Joseph L. Buttenwieser Professor of Social Science
IRWGS Core Faculty
IRWGS Director, 2004-07

Many of the people who still don’t have lines in IRWGS we consider main, main members of our community, like Jean Howard. She doesn’t have an official line there, but that’s one of her big homes. A lot of people were committed but a lot of people drifted off and worked on other institutes, but then we were anchored by the four lines, with half of our teaching obligation and administrative is in IRWGS, and now there are six, six or seven. So that’s pretty stable, and they’re major, senior people. There were no tenure battles. Many departments flounder over supporting or not supporting a junior person. We didn’t have any of that. We don’t have admissions. We’ve resisted from the beginning. We don’t want to have a PhD. We don’t even want an MA. We like it the way it is—it’s a place people go to because they genuinely want to be there, because they care about it, and it doesn’t get caught up in this bureaucratic stuff and fighting over resources. Why not have a space like that? We have enough of it in our own departments, so let’s have a place that’s not like that. I think most people feel that way about IRWGS, that you don’t have any of that going on.
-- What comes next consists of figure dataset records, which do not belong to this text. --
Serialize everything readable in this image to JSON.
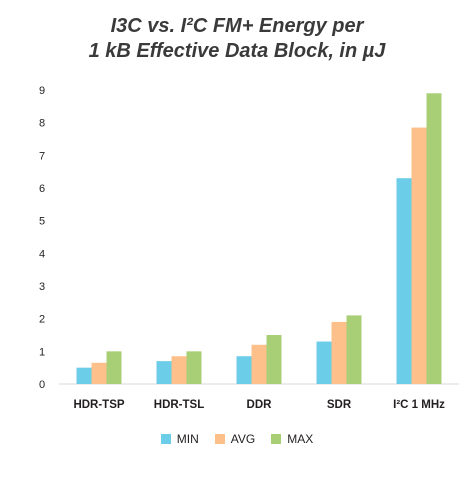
{
  "chart_data": {
    "type": "bar",
    "title_line1": "I3C vs. I²C FM+ Energy per",
    "title_line2": "1 kB Effective Data Block, in µJ",
    "categories": [
      "HDR-TSP",
      "HDR-TSL",
      "DDR",
      "SDR",
      "I²C 1 MHz"
    ],
    "series": [
      {
        "name": "MIN",
        "color": "#6ccde8",
        "values": [
          0.5,
          0.7,
          0.85,
          1.3,
          6.3
        ]
      },
      {
        "name": "AVG",
        "color": "#fdc08a",
        "values": [
          0.65,
          0.85,
          1.2,
          1.9,
          7.85
        ]
      },
      {
        "name": "MAX",
        "color": "#a8cf76",
        "values": [
          1.0,
          1.0,
          1.5,
          2.1,
          8.9
        ]
      }
    ],
    "y_ticks": [
      "0",
      "1",
      "2",
      "3",
      "4",
      "5",
      "6",
      "7",
      "8",
      "9"
    ],
    "ylim": [
      0,
      9
    ],
    "grid": false,
    "legend_position": "bottom"
  }
}
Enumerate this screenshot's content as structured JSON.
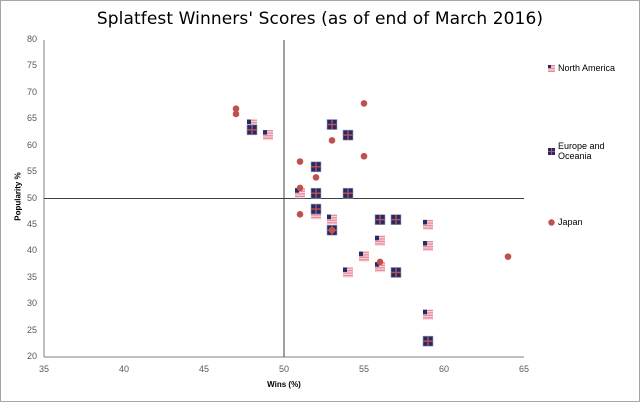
{
  "chart_data": {
    "type": "scatter",
    "title": "Splatfest Winners' Scores (as of end of March 2016)",
    "xlabel": "Wins (%)",
    "ylabel": "Popularity %",
    "xlim": [
      35,
      65
    ],
    "ylim": [
      20,
      80
    ],
    "x_ticks": [
      35,
      40,
      45,
      50,
      55,
      60,
      65
    ],
    "y_ticks": [
      20,
      25,
      30,
      35,
      40,
      45,
      50,
      55,
      60,
      65,
      70,
      75,
      80
    ],
    "grid": false,
    "crosshair": {
      "x": 50,
      "y": 50
    },
    "legend_position": "right",
    "series": [
      {
        "name": "North America",
        "marker": "us-flag",
        "points": [
          [
            48,
            64
          ],
          [
            49,
            62
          ],
          [
            51,
            51
          ],
          [
            52,
            47
          ],
          [
            53,
            46
          ],
          [
            56,
            42
          ],
          [
            55,
            39
          ],
          [
            56,
            37
          ],
          [
            54,
            36
          ],
          [
            59,
            45
          ],
          [
            59,
            41
          ],
          [
            59,
            28
          ]
        ]
      },
      {
        "name": "Europe and Oceania",
        "marker": "eu-cross-flag",
        "points": [
          [
            48,
            63
          ],
          [
            53,
            64
          ],
          [
            54,
            62
          ],
          [
            52,
            56
          ],
          [
            52,
            51
          ],
          [
            54,
            51
          ],
          [
            52,
            48
          ],
          [
            53,
            44
          ],
          [
            56,
            46
          ],
          [
            57,
            46
          ],
          [
            57,
            36
          ],
          [
            59,
            23
          ]
        ]
      },
      {
        "name": "Japan",
        "marker": "red-circle",
        "points": [
          [
            47,
            67
          ],
          [
            47,
            66
          ],
          [
            55,
            68
          ],
          [
            53,
            61
          ],
          [
            51,
            57
          ],
          [
            55,
            58
          ],
          [
            52,
            54
          ],
          [
            51,
            52
          ],
          [
            51,
            47
          ],
          [
            53,
            44
          ],
          [
            56,
            38
          ],
          [
            64,
            39
          ]
        ]
      }
    ]
  },
  "colors": {
    "japan": "#c0504d",
    "eu_blue": "#1f2d6b",
    "eu_cross": "#c0504d",
    "us_red": "#e88a9a",
    "us_white": "#f6d6dc",
    "us_blue": "#1f2d6b",
    "axis": "#808080",
    "crosshair": "#404040"
  },
  "legend": {
    "north_america": "North America",
    "europe": "Europe and Oceania",
    "japan": "Japan"
  }
}
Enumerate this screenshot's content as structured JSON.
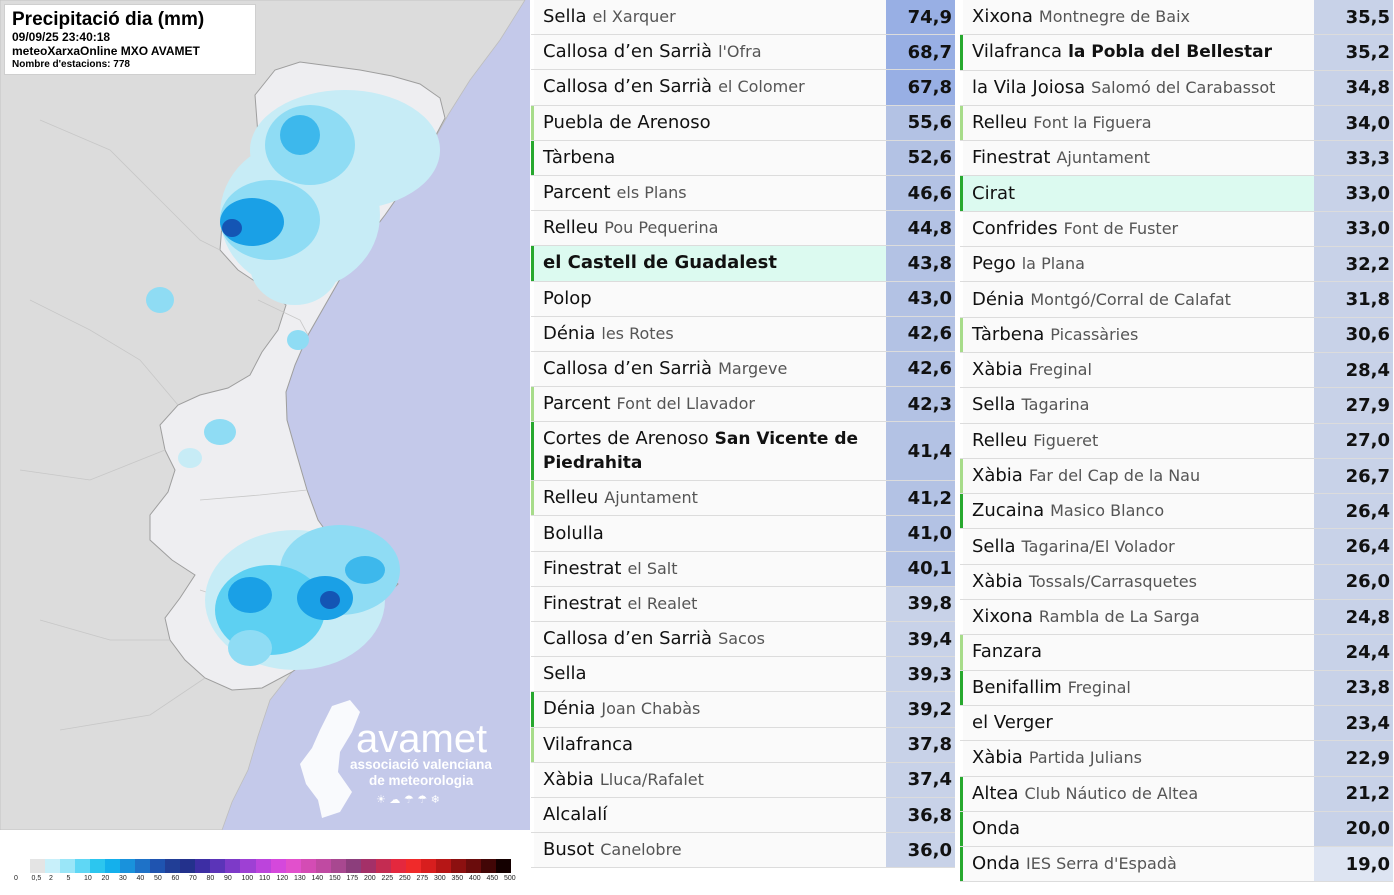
{
  "map": {
    "title": "Precipitació dia (mm)",
    "datetime": "09/09/25 23:40:18",
    "source": "meteoXarxaOnline MXO AVAMET",
    "stations": "Nombre d'estacions: 778",
    "logo_text": "avamet",
    "logo_sub1": "associació valenciana",
    "logo_sub2": "de meteorologia",
    "colors": {
      "sea": "#c4c9ea",
      "land": "#dcdcdc",
      "region": "#eeeef1",
      "rain_light": "#c7ecf6",
      "rain_mid": "#5dd0f2",
      "rain_strong": "#1aa0e6",
      "rain_heavy": "#1455b4"
    },
    "legend_colors": [
      "#ffffff",
      "#e4e4e4",
      "#c8f0fa",
      "#9ae6f8",
      "#5fd7f5",
      "#2cc6ef",
      "#14b0ec",
      "#1992dc",
      "#1e72c8",
      "#1f54b0",
      "#213e96",
      "#23318c",
      "#3d2ea4",
      "#5b34b8",
      "#7d3ac8",
      "#9e40d4",
      "#bc44dc",
      "#d548dc",
      "#e250cc",
      "#d44cb4",
      "#c04aa2",
      "#a84890",
      "#8c3e7c",
      "#a43068",
      "#c42c52",
      "#e4283e",
      "#f02a2a",
      "#d81e1e",
      "#b61616",
      "#8c1010",
      "#6a0c0c",
      "#420606",
      "#140000"
    ],
    "legend_labels": [
      "0",
      "0,5",
      "2",
      "5",
      "10",
      "20",
      "30",
      "40",
      "50",
      "60",
      "70",
      "80",
      "90",
      "100",
      "110",
      "120",
      "130",
      "140",
      "150",
      "175",
      "200",
      "225",
      "250",
      "275",
      "300",
      "350",
      "400",
      "450",
      "500"
    ]
  },
  "table_left": [
    {
      "primary": "Sella",
      "secondary": "el Xarquer",
      "value": "74,9",
      "mark": "none",
      "hl": false,
      "val_color": "#98afe4"
    },
    {
      "primary": "Callosa d’en Sarrià",
      "secondary": "l'Ofra",
      "value": "68,7",
      "mark": "none",
      "hl": false,
      "val_color": "#98afe4"
    },
    {
      "primary": "Callosa d’en Sarrià",
      "secondary": "el Colomer",
      "value": "67,8",
      "mark": "none",
      "hl": false,
      "val_color": "#98afe4"
    },
    {
      "primary": "Puebla de Arenoso",
      "secondary": "",
      "value": "55,6",
      "mark": "light",
      "hl": false,
      "val_color": "#b3c2e4"
    },
    {
      "primary": "Tàrbena",
      "secondary": "",
      "value": "52,6",
      "mark": "dark",
      "hl": false,
      "val_color": "#b3c2e4"
    },
    {
      "primary": "Parcent",
      "secondary": "els Plans",
      "value": "46,6",
      "mark": "none",
      "hl": false,
      "val_color": "#b3c2e4"
    },
    {
      "primary": "Relleu",
      "secondary": "Pou Pequerina",
      "value": "44,8",
      "mark": "none",
      "hl": false,
      "val_color": "#b3c2e4"
    },
    {
      "primary": "el Castell de Guadalest",
      "secondary": "",
      "value": "43,8",
      "mark": "dark",
      "hl": true,
      "bold": true,
      "val_color": "#b3c2e4"
    },
    {
      "primary": "Polop",
      "secondary": "",
      "value": "43,0",
      "mark": "none",
      "hl": false,
      "val_color": "#b3c2e4"
    },
    {
      "primary": "Dénia",
      "secondary": "les Rotes",
      "value": "42,6",
      "mark": "none",
      "hl": false,
      "val_color": "#b3c2e4"
    },
    {
      "primary": "Callosa d’en Sarrià",
      "secondary": "Margeve",
      "value": "42,6",
      "mark": "none",
      "hl": false,
      "val_color": "#b3c2e4"
    },
    {
      "primary": "Parcent",
      "secondary": "Font del Llavador",
      "value": "42,3",
      "mark": "light",
      "hl": false,
      "val_color": "#b3c2e4"
    },
    {
      "primary": "Cortes de Arenoso",
      "secondary": "San Vicente de Piedrahita",
      "value": "41,4",
      "mark": "dark",
      "hl": false,
      "sec_bold": true,
      "tall": true,
      "val_color": "#b3c2e4"
    },
    {
      "primary": "Relleu",
      "secondary": "Ajuntament",
      "value": "41,2",
      "mark": "light",
      "hl": false,
      "val_color": "#b3c2e4"
    },
    {
      "primary": "Bolulla",
      "secondary": "",
      "value": "41,0",
      "mark": "none",
      "hl": false,
      "val_color": "#b3c2e4"
    },
    {
      "primary": "Finestrat",
      "secondary": "el Salt",
      "value": "40,1",
      "mark": "none",
      "hl": false,
      "val_color": "#b3c2e4"
    },
    {
      "primary": "Finestrat",
      "secondary": "el Realet",
      "value": "39,8",
      "mark": "none",
      "hl": false,
      "val_color": "#c8d2e8"
    },
    {
      "primary": "Callosa d’en Sarrià",
      "secondary": "Sacos",
      "value": "39,4",
      "mark": "none",
      "hl": false,
      "val_color": "#c8d2e8"
    },
    {
      "primary": "Sella",
      "secondary": "",
      "value": "39,3",
      "mark": "none",
      "hl": false,
      "val_color": "#c8d2e8"
    },
    {
      "primary": "Dénia",
      "secondary": "Joan Chabàs",
      "value": "39,2",
      "mark": "dark",
      "hl": false,
      "val_color": "#c8d2e8"
    },
    {
      "primary": "Vilafranca",
      "secondary": "",
      "value": "37,8",
      "mark": "light",
      "hl": false,
      "val_color": "#c8d2e8"
    },
    {
      "primary": "Xàbia",
      "secondary": "Lluca/Rafalet",
      "value": "37,4",
      "mark": "none",
      "hl": false,
      "val_color": "#c8d2e8"
    },
    {
      "primary": "Alcalalí",
      "secondary": "",
      "value": "36,8",
      "mark": "none",
      "hl": false,
      "val_color": "#c8d2e8"
    },
    {
      "primary": "Busot",
      "secondary": "Canelobre",
      "value": "36,0",
      "mark": "none",
      "hl": false,
      "val_color": "#c8d2e8"
    }
  ],
  "table_right": [
    {
      "primary": "Xixona",
      "secondary": "Montnegre de Baix",
      "value": "35,5",
      "mark": "none",
      "hl": false,
      "val_color": "#c8d2e8"
    },
    {
      "primary": "Vilafranca",
      "secondary": "la Pobla del Bellestar",
      "value": "35,2",
      "mark": "dark",
      "hl": false,
      "sec_bold": true,
      "val_color": "#c8d2e8"
    },
    {
      "primary": "la Vila Joiosa",
      "secondary": "Salomó del Carabassot",
      "value": "34,8",
      "mark": "none",
      "hl": false,
      "val_color": "#c8d2e8"
    },
    {
      "primary": "Relleu",
      "secondary": "Font la Figuera",
      "value": "34,0",
      "mark": "light",
      "hl": false,
      "val_color": "#c8d2e8"
    },
    {
      "primary": "Finestrat",
      "secondary": "Ajuntament",
      "value": "33,3",
      "mark": "none",
      "hl": false,
      "val_color": "#c8d2e8"
    },
    {
      "primary": "Cirat",
      "secondary": "",
      "value": "33,0",
      "mark": "dark",
      "hl": true,
      "val_color": "#c8d2e8"
    },
    {
      "primary": "Confrides",
      "secondary": "Font de Fuster",
      "value": "33,0",
      "mark": "none",
      "hl": false,
      "val_color": "#c8d2e8"
    },
    {
      "primary": "Pego",
      "secondary": "la Plana",
      "value": "32,2",
      "mark": "none",
      "hl": false,
      "val_color": "#c8d2e8"
    },
    {
      "primary": "Dénia",
      "secondary": "Montgó/Corral de Calafat",
      "value": "31,8",
      "mark": "none",
      "hl": false,
      "val_color": "#c8d2e8"
    },
    {
      "primary": "Tàrbena",
      "secondary": "Picassàries",
      "value": "30,6",
      "mark": "light",
      "hl": false,
      "val_color": "#c8d2e8"
    },
    {
      "primary": "Xàbia",
      "secondary": "Freginal",
      "value": "28,4",
      "mark": "none",
      "hl": false,
      "val_color": "#c8d2e8"
    },
    {
      "primary": "Sella",
      "secondary": "Tagarina",
      "value": "27,9",
      "mark": "none",
      "hl": false,
      "val_color": "#c8d2e8"
    },
    {
      "primary": "Relleu",
      "secondary": "Figueret",
      "value": "27,0",
      "mark": "none",
      "hl": false,
      "val_color": "#c8d2e8"
    },
    {
      "primary": "Xàbia",
      "secondary": "Far del Cap de la Nau",
      "value": "26,7",
      "mark": "light",
      "hl": false,
      "val_color": "#c8d2e8"
    },
    {
      "primary": "Zucaina",
      "secondary": "Masico Blanco",
      "value": "26,4",
      "mark": "dark",
      "hl": false,
      "val_color": "#c8d2e8"
    },
    {
      "primary": "Sella",
      "secondary": "Tagarina/El Volador",
      "value": "26,4",
      "mark": "none",
      "hl": false,
      "val_color": "#c8d2e8"
    },
    {
      "primary": "Xàbia",
      "secondary": "Tossals/Carrasquetes",
      "value": "26,0",
      "mark": "none",
      "hl": false,
      "val_color": "#c8d2e8"
    },
    {
      "primary": "Xixona",
      "secondary": "Rambla de La Sarga",
      "value": "24,8",
      "mark": "none",
      "hl": false,
      "val_color": "#c8d2e8"
    },
    {
      "primary": "Fanzara",
      "secondary": "",
      "value": "24,4",
      "mark": "light",
      "hl": false,
      "val_color": "#c8d2e8"
    },
    {
      "primary": "Benifallim",
      "secondary": "Freginal",
      "value": "23,8",
      "mark": "dark",
      "hl": false,
      "val_color": "#c8d2e8"
    },
    {
      "primary": "el Verger",
      "secondary": "",
      "value": "23,4",
      "mark": "none",
      "hl": false,
      "val_color": "#c8d2e8"
    },
    {
      "primary": "Xàbia",
      "secondary": "Partida Julians",
      "value": "22,9",
      "mark": "none",
      "hl": false,
      "val_color": "#c8d2e8"
    },
    {
      "primary": "Altea",
      "secondary": "Club Náutico de Altea",
      "value": "21,2",
      "mark": "dark",
      "hl": false,
      "val_color": "#c8d2e8"
    },
    {
      "primary": "Onda",
      "secondary": "",
      "value": "20,0",
      "mark": "dark",
      "hl": false,
      "val_color": "#c8d2e8"
    },
    {
      "primary": "Onda",
      "secondary": "IES Serra d'Espadà",
      "value": "19,0",
      "mark": "dark",
      "hl": false,
      "val_color": "#dde4f2"
    }
  ]
}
I think a lot of people feel we need an intellectual space. Not all departments are intellectual spaces for people. There are many departments that are problematic for people. Either they don’t fit in them or there are nasty histories. One’s department is not actually always the intellectual center for you and you have interests that actually go well with other people’s interests who are not in your discipline. This is an opportunity to follow the themes of your research with people who are interested in the same things.

We think this is all part of gender studies too. It’s enriching what IRWGS does and giving opportunities to IRWGS faculty to have conferences, to have working groups, to develop ideas. I know it comes up there and we know it, because we know how much effort it took to start the thing. Sometimes we think, look, why isn’t Women Creating Change under IRWGS and just skip CSSD [Center for the Study of Social Difference]? But then it would have to be curricular. IRWGS is a curricular unit. It teaches undergraduates. It has a graduate certificate and it does public programming. That’s what it does. The research side had never been part of it. All that research is done now through CSSD.